Heart failure is defined as a weakness of the heart muscle. Due to the heart’s ability to fill with or eject blood effectively, cardiac output is decreased. The result is a build up of fluid in the lungs, heart, and surrounding body tissues.
In this issue we will look at heart failure; the symptoms, treatments and how heart failure is managed in Hospice patients.
Heart failure is defined as a weakness of the heart muscle. Due to the heart’s ability to fill with or eject blood effectively, cardiac output is decreased. The result is a buildup of fluid in the lungs, heart, and surrounding body tissues.
There are a variety of conditions that can lead to heart failure. Coronary artery disease or a heart attack are some of the most common causes. Problems with heart valves, infection in the heart muscle, high blood pressure, sleep apnea, an abnormal heart rhythm, advanced age and elevated blood glucose can also damage the heart’s pumping mechanism. Other more controllable causes include smoking, being overweight, excessive alcohol consumption, and a diet high in complex carbohydrates.
Heart failure can be categorized as right-sided, left-sided, systolic or diastolic. It can also be acute or chronic.
Symptoms of heart failure include:
- Fatigue – blood flow is reserved for the vital organs first. Other areas such as the extremities can be deprived of blood.
- Feet Swelling – The body relies on fluid to function. In heart failure, body fluid backs up as the heart is unable to pump effectively. Because of this there is impairment of circulation. This impairment and gravity cause fluid to pool in the feet and ankles resulting in edema (swelling).
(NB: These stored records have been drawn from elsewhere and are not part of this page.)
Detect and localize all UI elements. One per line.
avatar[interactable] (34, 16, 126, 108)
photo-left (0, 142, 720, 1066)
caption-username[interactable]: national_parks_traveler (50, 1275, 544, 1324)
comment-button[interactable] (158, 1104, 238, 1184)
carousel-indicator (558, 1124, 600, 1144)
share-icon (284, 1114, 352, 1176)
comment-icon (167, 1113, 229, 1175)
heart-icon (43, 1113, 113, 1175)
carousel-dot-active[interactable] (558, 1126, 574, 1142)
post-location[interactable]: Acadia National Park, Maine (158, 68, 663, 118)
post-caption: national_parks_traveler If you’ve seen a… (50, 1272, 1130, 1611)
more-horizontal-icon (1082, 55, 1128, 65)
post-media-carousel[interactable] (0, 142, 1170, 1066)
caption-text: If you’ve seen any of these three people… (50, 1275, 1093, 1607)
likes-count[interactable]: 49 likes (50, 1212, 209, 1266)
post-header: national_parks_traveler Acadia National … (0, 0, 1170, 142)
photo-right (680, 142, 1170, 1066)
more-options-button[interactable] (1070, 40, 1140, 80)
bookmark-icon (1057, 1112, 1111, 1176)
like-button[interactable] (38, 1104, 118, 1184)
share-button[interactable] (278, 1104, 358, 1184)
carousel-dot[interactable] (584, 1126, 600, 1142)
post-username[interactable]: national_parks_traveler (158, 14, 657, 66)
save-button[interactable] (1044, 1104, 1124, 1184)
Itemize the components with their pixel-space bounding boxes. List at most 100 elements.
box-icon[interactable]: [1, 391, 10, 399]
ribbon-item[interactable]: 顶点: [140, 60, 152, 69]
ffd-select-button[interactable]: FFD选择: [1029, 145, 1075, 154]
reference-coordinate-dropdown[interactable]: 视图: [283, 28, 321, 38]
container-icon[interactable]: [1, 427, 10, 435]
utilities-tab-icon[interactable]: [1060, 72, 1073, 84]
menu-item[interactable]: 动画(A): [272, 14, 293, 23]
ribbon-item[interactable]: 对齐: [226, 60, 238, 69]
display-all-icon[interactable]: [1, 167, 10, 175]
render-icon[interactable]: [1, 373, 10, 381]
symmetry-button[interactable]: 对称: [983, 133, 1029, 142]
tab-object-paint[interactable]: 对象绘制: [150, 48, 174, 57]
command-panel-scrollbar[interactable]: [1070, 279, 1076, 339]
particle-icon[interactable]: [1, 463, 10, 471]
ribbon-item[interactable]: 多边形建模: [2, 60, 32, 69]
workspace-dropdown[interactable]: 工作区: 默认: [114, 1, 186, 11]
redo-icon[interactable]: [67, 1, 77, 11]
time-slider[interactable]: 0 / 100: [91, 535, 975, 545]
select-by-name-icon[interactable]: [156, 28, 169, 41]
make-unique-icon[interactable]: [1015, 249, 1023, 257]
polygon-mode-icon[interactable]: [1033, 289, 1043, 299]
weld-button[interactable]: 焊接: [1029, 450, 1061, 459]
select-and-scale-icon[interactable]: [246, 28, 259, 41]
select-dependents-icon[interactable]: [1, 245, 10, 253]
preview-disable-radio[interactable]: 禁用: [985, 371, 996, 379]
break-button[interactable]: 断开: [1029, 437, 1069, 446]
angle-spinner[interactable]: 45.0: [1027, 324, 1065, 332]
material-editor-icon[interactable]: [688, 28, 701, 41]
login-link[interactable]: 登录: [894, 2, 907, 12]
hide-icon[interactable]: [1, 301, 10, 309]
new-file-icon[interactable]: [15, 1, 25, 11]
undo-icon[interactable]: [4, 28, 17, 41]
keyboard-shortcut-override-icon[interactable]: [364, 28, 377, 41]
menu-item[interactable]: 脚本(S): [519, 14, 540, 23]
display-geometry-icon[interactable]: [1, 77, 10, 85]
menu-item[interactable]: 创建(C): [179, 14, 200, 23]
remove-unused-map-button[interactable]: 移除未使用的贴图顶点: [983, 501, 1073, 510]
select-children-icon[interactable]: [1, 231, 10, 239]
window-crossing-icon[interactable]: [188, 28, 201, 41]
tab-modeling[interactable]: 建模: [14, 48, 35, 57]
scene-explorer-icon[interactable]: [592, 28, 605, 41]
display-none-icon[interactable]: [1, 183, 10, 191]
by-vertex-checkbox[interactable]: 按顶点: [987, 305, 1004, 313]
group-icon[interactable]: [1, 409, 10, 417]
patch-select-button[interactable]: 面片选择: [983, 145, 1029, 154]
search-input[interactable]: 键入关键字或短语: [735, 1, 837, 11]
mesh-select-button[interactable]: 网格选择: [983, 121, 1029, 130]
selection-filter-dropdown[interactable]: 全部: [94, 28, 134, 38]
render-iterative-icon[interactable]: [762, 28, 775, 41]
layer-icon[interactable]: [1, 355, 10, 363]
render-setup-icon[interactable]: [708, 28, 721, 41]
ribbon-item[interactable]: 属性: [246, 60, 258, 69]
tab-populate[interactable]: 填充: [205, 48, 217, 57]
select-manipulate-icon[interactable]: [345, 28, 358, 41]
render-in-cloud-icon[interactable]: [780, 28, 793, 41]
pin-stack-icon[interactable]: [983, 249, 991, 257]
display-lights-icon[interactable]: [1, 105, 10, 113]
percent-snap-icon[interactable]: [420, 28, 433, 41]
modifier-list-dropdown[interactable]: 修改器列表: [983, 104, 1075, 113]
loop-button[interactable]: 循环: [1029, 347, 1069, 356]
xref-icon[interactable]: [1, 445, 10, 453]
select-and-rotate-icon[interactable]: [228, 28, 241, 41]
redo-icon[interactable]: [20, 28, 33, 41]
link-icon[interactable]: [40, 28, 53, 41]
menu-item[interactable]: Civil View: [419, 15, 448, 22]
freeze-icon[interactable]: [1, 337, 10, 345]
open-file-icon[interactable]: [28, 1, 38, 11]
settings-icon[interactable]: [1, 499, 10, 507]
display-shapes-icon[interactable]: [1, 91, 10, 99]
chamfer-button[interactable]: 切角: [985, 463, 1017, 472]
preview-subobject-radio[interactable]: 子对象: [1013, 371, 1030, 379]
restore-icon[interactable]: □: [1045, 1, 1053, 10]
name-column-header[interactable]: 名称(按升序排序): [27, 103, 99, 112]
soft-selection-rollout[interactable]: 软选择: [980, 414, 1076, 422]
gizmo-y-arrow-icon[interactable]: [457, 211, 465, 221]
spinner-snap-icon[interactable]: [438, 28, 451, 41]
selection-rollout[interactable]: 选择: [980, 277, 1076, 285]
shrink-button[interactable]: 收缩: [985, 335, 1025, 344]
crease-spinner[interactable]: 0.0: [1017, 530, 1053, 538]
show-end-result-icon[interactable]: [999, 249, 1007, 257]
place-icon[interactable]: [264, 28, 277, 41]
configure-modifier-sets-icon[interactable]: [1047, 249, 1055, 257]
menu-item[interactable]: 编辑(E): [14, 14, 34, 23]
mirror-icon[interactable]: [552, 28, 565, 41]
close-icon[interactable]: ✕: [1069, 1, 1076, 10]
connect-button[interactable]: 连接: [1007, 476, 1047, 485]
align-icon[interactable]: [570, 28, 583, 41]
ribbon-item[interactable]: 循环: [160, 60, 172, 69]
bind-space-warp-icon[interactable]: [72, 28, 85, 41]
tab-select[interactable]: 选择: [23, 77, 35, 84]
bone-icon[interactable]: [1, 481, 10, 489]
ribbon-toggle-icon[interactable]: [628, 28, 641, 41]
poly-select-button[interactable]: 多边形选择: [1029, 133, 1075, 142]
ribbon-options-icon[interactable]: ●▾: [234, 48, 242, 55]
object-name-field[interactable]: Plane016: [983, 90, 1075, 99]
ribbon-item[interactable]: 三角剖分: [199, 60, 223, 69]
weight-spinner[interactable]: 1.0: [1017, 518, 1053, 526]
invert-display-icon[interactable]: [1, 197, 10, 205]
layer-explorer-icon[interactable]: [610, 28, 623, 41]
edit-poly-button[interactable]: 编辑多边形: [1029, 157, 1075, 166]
- Shortness of Breath – The heart and lungs are closely linked. Because of this, if something is wrong with heart the lungs are affected. Heart failure causes blood to back up in lungs which makes it harder to breathe. A decrease in blood supply means there is less blood circulating and carrying oxygen to other parts of the body.
- Lack of appetite – As previously stated, in heart failure circulation is impaired. The stomach requires oxygen to metabolize food. To accomplish this, strong circulation is necessary to take away metabolized nutrients. A decrease in oxygen leads to a decrease in stomach function which in turn results in a decreased appetite. Because of this, there can be an increase in indigestion and nausea.
- Coughing – The cough associated with heart failure is one that is very consistent. The patient can experience wheezing as well. Due to impaired circulation, fluid builds up in the lungs resulting from acute pulmonary edema.
- Gradually deteriorating condition – Patients with heart failure will see their condition worsen. At first the shortness of breath may be mild but with time and disease progression, shortness of breath will continue to worsen.
- Increased Heart Rate – In heart failure, the heart is not an effective pump. Because of the decrease in circulation and a shortage of oxygen and nutrients. The heart must work harder. This increased work load results in the heart beating faster. The patient may experience a sense of dizziness or feeling light headed especially upon standing.
- Sudden symptom onset – The symptoms of heart failure can develop quickly and suddenly. Patients can have little indication that they suffer from this illness state until the sudden change in condition.
- General Bloating – Heart failure can lead to fluid accumulation in the abdomen. This collection of fluid known as ascites can range anywhere from mild to quite severe. This is often the result of a bloating of the liver (hepatomegaly).
- Problems sleeping – Heart failure can make it very difficult for patients to achieve adequate sleep. Lying down can cause pressure from the fluid accumulation in the chest and abdomen. This can lead to an increase in shortness of breath. As a result, patients lack sleep, feel tired and weak and lack energy.
Treatment varies based on the type of heart failure and the presenting symptoms. Some risk factors are out of the patient’s control; advancing age, irregular heart rhythm, defective heart valves. Prevention of risk factors such as smoking cessation, weight loss and increased activity can aid in symptom control. For Hospice patients, adherence to the plan of care and management of symptoms will provide comfort.
- Diet and lifestyle changes
- Medications to help the heart work more effectively and to control excess body fluid will relieve symptoms
- Weight loss if patients are over weight
- Stop smoking
- Remain active – exercise
- Limit fluid intake – especially if excess body fluid is evident
- Stick to the medication regimen – symptoms will only be adequately managed if medications and treatments are done as prescribed. Patient education is a must to help ensure symptom management.